In 1868, Grant was elected eighteenth President of the United States. He served two terms, directing Reconstruction efforts and protecting the civil rights of former slaves. At the end of his Presidency, Grant and his wife Julia engaged on a world tour.
In 1884, Grant lost his savings in a business venture. To make up some of his losses, he wrote about his war experiences for Century Magazine. They proved so popular that he was inspired to write his excellent autobiography, Personal Memoirs of U.S. Grant, finishing the two-volume set only a few days before dying of cancer at the age of sixty-three. Mark Twain provided valuable assistance in helping Grant to complete his memoirs and get it published. Ulysses S. Grant is buried in New York City, overlooking the Hudson River.
Edward Ferrero (1831-1899)
Ferrero served under Ambrose Burnside as a brigade commander during the Roanoke Expedition.

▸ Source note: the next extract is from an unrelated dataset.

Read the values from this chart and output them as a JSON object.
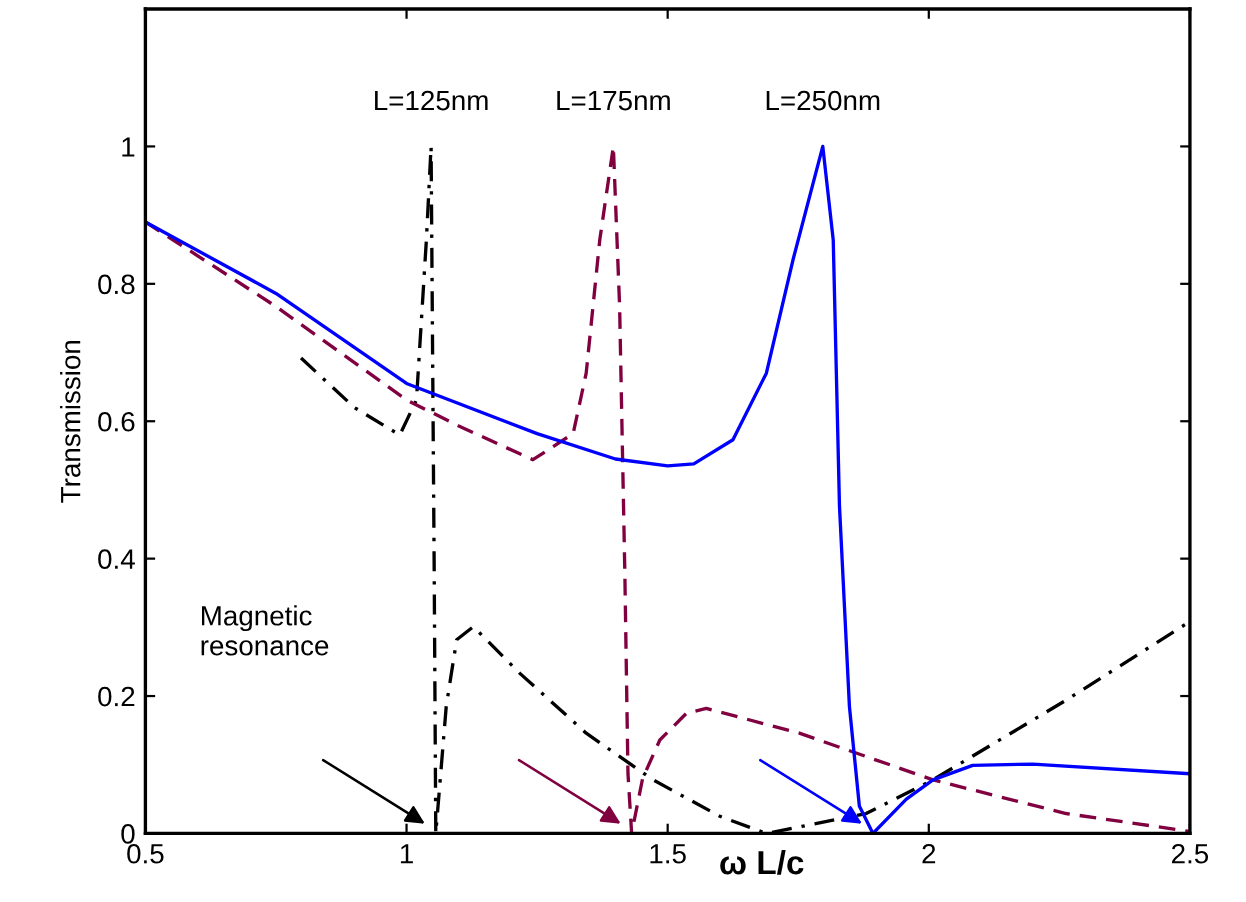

He went on lead troops at Second Manassas and at Fredericksburg. Ferrero also saw action at Vicksburg and Knoxville. In 1864 he returned to Virginia and commanded a division of USCTs in the Overland Campaign. Ferrero's men sustained heavy losses at the Crater during the Petersburg Campaign.
Following the debacle at Petersburg, Ferrero left the army and returned to New York City. He was an active member of the Grand Army of the Republic, the Loyal Legion, and became a Freemason. As a writer Ferrero wrote two books related to the art of dancing. Ferrero passed away in 1899 and is buried in Brooklyn’s Green-Wood Cemetery.